For the Massachusetts Gaming Commission, the past few days have been a series of ups and downs, since the Chairman of the regulator filed in his resignation letter. Now the Commission appointed Commissioner Gayle Cameron as an interim head amid tension regarding the results of the Wynn Resorts investigation. On the monthly meeting which took place on 27th September, it was also announced that Region C casino license might soon be placed on the table once again.
Ms. Cameron is known as a former Deputy Superintendent of the New Jersey State Police, giving her the experience and skills needed in order to manage the regulatory agency of Massachusetts. She has been in the structure of the commission ever since 2012, following her appointment by Governor Deval Patrick. Her experience comes from her previous authority over the casino regulation, providing her with the needed preparation to temporarily occupy the position. She replaces the outgoing Stephen Crosby who fell prey of both favoritism and negative prejudice accusations.
Field Eagerly Anticipates Investigation Results
Yesterday was a memorable day for the gaming authority, as the future of the local field was at stake. Wynn Resorts has been subjected to the probes of two independent gaming regulators in Nevada and Massachusetts. Their ultimate goal was to discover more regarding the past operation of the casino developer and whether or not allegations of sexual misconduct by former CEO Steve Wynn are true.
Soon after Mr. Wynn was accused of alleged sexual misconducts occurring at the workplace involving his subordinate employees, the investigation process launched. Following months of probing, this week was chosen as the one which would witness the public announcement of findings, having the potential to make or break Wynn Resorts future in the state, as well as affect the overall reputation of the company.
An adjudicatory hearing is set to be scheduled, giving all parties involved the chance to produce testimonies. The process would be completely transparent and public, followed by a period for consideration and ultimate decision announcement. In the meantime, the regulator is seeking the public input on another important question directly affecting the future of Southeastern Massachusetts and its potential casino field.
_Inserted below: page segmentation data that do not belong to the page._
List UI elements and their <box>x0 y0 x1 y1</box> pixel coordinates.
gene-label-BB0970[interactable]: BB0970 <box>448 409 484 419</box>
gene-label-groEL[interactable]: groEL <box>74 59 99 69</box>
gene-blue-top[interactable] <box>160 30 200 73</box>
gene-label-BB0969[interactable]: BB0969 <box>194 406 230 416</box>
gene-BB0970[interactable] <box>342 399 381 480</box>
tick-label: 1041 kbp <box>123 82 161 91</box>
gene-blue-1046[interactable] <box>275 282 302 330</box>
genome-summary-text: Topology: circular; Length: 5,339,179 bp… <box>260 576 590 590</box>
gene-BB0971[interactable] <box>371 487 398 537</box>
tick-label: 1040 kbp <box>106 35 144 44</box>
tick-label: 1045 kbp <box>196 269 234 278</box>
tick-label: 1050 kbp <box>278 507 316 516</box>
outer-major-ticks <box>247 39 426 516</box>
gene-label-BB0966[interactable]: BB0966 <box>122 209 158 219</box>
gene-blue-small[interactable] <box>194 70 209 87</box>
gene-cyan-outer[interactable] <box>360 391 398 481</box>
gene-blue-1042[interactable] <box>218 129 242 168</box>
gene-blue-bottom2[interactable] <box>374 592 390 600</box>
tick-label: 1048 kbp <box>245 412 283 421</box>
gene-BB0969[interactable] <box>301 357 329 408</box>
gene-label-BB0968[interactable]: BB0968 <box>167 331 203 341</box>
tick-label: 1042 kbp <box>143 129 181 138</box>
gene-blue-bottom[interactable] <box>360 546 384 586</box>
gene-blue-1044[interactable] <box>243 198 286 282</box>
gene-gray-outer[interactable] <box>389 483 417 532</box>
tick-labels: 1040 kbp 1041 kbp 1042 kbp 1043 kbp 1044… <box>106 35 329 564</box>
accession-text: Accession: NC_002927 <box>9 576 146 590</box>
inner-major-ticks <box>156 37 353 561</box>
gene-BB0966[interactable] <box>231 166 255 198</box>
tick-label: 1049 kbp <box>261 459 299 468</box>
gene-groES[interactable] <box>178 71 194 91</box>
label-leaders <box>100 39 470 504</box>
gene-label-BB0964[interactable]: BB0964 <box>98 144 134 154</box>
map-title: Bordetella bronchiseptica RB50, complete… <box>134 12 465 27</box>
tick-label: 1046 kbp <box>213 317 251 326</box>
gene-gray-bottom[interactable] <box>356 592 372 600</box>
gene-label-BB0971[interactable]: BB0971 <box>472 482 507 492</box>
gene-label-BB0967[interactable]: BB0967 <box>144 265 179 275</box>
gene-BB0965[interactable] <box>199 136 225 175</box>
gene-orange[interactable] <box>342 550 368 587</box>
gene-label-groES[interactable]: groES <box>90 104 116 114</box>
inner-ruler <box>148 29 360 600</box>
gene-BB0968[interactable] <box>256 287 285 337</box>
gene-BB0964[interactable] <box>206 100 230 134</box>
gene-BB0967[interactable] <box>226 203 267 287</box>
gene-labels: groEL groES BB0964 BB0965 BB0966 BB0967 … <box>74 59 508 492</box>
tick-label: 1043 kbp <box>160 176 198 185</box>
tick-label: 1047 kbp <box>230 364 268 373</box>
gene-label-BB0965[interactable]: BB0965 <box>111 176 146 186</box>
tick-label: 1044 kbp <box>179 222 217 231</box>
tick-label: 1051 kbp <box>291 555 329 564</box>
Region C casino license, as it is commonly referred to might still be on the table, as the application process could launch once again. Some 45 days would be assigned as a window in which residents could express their support or opposition to the subject.
Massachusetts Gaming Commission meeting this morning. Picking an interim chair after resignation of Stephen Crosby. Also discussing the investigation and the process of releasing the report into Wynn Resorts. @7News pic.twitter.com/PGgZ1NFgFc
— John Cuoco (@JCuocoNews) September 27, 2018
Region C Licensing Considered
However, there are several issues which should be thoroughly revised and subjected to a public conversation when it comes to the casino license. This would result in the state’s third commercial gaming facility once there is a winning bid proposed by a casino developer. A tribal casino developer might also have a chance at claiming it, opening a whole new world of opportunities and diversity.
The newly-appointed Commissioner Gayle Cameron stated at the meeting Thursday that the community would significantly help the process and facilitate the regulator’s work by stating its position. Massachusetts lawmakers have estimated that the region has the capacity of sustaining a total of three commercial casino resorts. This would not jeopardize its integrity or lead to cannibalization of the field, as estimated.
For quite some time now casino developer Mass Gaming & Entertainment has been eyeing the possibility of obtaining the third casino licensing which is commonly referred to Region C casino permit. General Counsel Catherine Blue is now preparing her response to Mass Gaming & Entertainment in relation to its previous application for the said gaming license.
This would establish that a “robust, competitive evaluation” process would be needed, so for the time being its application is not being considered. It could be recalled that the casino developer had plans for building a casino venue in Brockton, which were dismissed as not potentially appealing.